Tech credits are fractionally less sumptuous than on “Mood,” though the
re-creation by production designer William Chang of ’60s Asia and his
costuming (men’s suits, women’s tight-fitting cheongsams) is actually more
realistic than purely design conscious. One conceit may escape non-Chinese
speakers but brings a strange linguistic perversity to the movie – Leung
and Wong speak only Cantonese, while Zhang and Gong speak only Mandarin, two
almost mutually unintelligible dialects which no one blinks an eyelid at.

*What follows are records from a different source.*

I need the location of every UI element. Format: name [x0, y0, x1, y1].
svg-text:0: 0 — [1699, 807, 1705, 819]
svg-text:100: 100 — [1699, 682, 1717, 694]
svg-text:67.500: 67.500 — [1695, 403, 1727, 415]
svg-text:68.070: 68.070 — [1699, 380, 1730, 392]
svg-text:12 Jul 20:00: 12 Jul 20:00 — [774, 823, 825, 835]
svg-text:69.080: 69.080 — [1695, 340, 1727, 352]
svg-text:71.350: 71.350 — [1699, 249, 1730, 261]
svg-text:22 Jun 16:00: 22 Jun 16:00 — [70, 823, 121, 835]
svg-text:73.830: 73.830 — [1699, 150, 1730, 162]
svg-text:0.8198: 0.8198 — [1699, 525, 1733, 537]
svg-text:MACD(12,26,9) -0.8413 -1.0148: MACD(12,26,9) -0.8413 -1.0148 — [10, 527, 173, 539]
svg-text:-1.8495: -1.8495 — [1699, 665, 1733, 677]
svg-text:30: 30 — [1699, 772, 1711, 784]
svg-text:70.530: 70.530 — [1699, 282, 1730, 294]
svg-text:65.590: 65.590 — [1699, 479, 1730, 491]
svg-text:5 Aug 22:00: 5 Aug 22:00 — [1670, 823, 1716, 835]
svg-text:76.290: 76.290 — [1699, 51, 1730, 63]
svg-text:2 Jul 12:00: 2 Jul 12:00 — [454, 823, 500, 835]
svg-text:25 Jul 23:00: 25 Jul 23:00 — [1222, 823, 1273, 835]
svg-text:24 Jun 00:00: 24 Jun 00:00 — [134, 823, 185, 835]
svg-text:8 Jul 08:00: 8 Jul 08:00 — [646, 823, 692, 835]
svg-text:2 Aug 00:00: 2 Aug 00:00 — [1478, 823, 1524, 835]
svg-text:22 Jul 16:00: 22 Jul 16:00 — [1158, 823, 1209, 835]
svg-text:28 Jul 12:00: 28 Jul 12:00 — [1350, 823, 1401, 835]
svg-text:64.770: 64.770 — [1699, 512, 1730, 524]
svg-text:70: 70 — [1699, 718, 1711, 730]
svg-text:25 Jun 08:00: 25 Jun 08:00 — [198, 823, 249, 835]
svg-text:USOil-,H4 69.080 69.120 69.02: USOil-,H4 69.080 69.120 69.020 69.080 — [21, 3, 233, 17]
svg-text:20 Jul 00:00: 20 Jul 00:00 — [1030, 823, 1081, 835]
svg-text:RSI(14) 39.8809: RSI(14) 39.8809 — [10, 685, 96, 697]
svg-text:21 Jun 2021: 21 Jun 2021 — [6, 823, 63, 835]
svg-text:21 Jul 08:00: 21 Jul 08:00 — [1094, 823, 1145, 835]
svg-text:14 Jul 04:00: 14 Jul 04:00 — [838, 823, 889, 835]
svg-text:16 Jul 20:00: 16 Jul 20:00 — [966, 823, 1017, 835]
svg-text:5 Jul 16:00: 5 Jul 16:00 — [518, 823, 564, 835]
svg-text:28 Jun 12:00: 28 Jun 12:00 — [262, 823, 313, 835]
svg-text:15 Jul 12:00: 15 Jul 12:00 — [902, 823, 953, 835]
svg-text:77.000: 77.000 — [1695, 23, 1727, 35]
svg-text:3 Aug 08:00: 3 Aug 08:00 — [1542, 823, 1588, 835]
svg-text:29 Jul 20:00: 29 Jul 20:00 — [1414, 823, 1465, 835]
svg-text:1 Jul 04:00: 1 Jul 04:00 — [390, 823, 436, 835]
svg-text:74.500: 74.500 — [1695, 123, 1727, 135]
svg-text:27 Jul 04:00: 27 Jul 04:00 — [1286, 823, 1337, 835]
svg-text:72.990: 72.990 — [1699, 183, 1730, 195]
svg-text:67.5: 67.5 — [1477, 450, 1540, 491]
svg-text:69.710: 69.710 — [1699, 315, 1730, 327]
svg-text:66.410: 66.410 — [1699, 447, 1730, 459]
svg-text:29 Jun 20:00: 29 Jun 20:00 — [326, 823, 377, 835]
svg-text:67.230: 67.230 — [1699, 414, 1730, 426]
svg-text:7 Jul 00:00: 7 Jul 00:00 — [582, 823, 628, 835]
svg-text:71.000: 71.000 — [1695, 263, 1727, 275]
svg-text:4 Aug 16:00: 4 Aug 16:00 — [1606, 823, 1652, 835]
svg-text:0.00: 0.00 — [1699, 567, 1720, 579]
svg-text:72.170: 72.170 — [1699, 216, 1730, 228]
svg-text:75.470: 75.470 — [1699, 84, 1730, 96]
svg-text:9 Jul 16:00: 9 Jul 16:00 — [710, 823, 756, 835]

For the record, Maggie Cheung (news), who played Chow’s lover in “Mood” and
was originally to have reprised the role here, is billed as making a
“special appearance,” one so fleeting that it totally escaped Cannes
viewers. In fact, she’s only in the movie for a couple of seconds, as a
woman rolling on a bed lensed from overhead. Gong’s character has the same
name as Cheung’s in the previous movie, and at one point Chow, in a simple
way round last-minute recasting, tells her: “I once knew a woman with the
same name as yours.”
Camera (Duboi color, widescreen), Christopher Doyle, Lai Yiu-fai, Kwan
Pun-leung; editor, William Chang; original music, Peer Raben, Shigeru
Umebayashi; production/costume designer, Chang; art director, Alfred Yau;
sound (Dolby Digital), Claude Letessier, Tu Duu-chih; special effects, BUF.
Reviewed at Cannes Film Festival (news - web sites) (competing), May 20,
2004. Running time: 123 MIN.(Cantonese, Mandarin, Japanese dialogue.)